Mike Fantis, VP Managing Partner, DAC Group UK, said, "I'm hoping to see closer integration of opt-in customer data to in-store shopping experiences to improve omnichannel customer service. I appreciate asking people to scan into stores might feel like a big ask, but by this point we're used to app-enhanced experiences like loyalty schemes and click and collect."

"There's so much more we could do though, not only to join up online to offline journeys but also to improve bricks and mortar personalisation. It doesn't have to be rocket science, it could be as simple as an alert that one of your wishlist items is on-sale in store, or streamlined personal shopping services if the sales assistant already knows your size and purchase history. The potential is huge so perhaps 2026 will be the year that retailers will start being more ambitious?"

"If this one is a slimmer chance, I think the safer bet is that the use of agentic agents in eCommerce is set to grow. Consumers are already using LLMs at the top end of the funnel for research, price comparison and so-on, they are now cottoning on to the fact that they can use these services to create shopping lists, concoct recipes... so it just makes sense they should use AI agents to do the rest of the work for them."

"This has implications for eCommerce vendors around customer brand engagement. However, we need to remember that the main reason people will use agents is for convenience - to save them time. All retail brands will need to reconfigure their offer to cater to humans and bots - and sometimes that could mean going back to basics! Google has already launched Duplex, an add-on service for Google Assistant that checks appointment availability for the user, including making calls on their behalf... Being prepared for our agentic future means getting your customer service right across all channels - a good start for 2026 would simply be to plug the landline back in!" said Fantis.

Security shift

Security specialists see the same agent trend creating fresh attack surfaces and driving a shift towards identity-centric controls that include machine actors as well as people.

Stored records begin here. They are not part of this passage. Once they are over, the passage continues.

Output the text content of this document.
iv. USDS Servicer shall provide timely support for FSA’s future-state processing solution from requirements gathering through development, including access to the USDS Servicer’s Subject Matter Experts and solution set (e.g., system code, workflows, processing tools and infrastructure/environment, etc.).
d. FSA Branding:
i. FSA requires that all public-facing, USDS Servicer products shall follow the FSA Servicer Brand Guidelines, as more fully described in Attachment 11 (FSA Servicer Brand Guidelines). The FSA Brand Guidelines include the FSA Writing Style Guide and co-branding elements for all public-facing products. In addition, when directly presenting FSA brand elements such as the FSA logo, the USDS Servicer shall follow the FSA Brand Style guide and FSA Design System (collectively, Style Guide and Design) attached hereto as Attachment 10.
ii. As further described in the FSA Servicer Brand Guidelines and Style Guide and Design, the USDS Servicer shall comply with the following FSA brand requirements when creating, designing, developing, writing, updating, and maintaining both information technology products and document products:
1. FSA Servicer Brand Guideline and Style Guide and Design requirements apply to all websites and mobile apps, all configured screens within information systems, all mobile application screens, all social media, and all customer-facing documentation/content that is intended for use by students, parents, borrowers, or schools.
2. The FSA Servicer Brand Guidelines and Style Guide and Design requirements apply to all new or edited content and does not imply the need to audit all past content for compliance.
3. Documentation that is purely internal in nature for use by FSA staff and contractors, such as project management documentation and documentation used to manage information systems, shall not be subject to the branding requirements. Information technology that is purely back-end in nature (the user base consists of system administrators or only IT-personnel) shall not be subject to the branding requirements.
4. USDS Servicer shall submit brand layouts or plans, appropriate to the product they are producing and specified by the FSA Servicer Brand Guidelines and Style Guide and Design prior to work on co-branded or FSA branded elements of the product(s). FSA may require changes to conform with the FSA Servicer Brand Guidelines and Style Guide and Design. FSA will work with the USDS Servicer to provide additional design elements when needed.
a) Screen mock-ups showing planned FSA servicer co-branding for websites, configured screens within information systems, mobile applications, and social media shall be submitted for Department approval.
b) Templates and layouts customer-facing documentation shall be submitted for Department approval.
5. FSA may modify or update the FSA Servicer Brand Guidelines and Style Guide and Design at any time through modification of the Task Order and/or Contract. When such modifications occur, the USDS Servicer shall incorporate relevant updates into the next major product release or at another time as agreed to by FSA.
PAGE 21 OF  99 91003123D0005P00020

They expect more automated workflows, chatbots and agents to be granted access to systems and data, each requiring their own identities, privileges and monitoring to limit the impact of compromise or misuse.

Matt Rider, Global VP of Customer Technical Support, Exabeam, said, "During 2026, we'll see identity-first security move beyond users and devices to include APIs, machine identities, and AI agents. Organisations are increasingly automating workflows and assigning tasks to AI chatbots, and this will drive the need for each AI agent to have its own identity, privileges, and monitoring. The challenge in securing these agents will lie in determining intent, as AI identities differ from human behaviour patterns. This will accelerate the need for unified governance that can track, validate, and revoke permissions for both humans and AI entities. Organisations that fail to modernise their identity stack will face critical visibility gaps that leave them vulnerable to AI-enabled breaches."

Alongside this, identity providers expect new attack patterns targeting the relationship between humans and their software agents.

Andre Durand, Founder and CEO, Ping Identity, said, "As AI agents become part of daily workflows, a new threat is emerging: the agent-in-the-middle. These agents can see screens, move cursors, and act on our behalf. It's the next evolution of man-in-the-middle attacks, only now, the intruder is software you invited. Detecting and governing those agents will be one of cybersecurity's defining challenges. Knowing when AI is acting, and who it's acting for, will separate the secure from the exposed.

In 2026, identity will become the universal language of accountability. Every action will need to show proof: who or what did it, under what policy, and with whose consent. Trust won't hinge on claims; it will hinge on proof. The organisations that can verify both identity and intent will define the new standard for digital trust."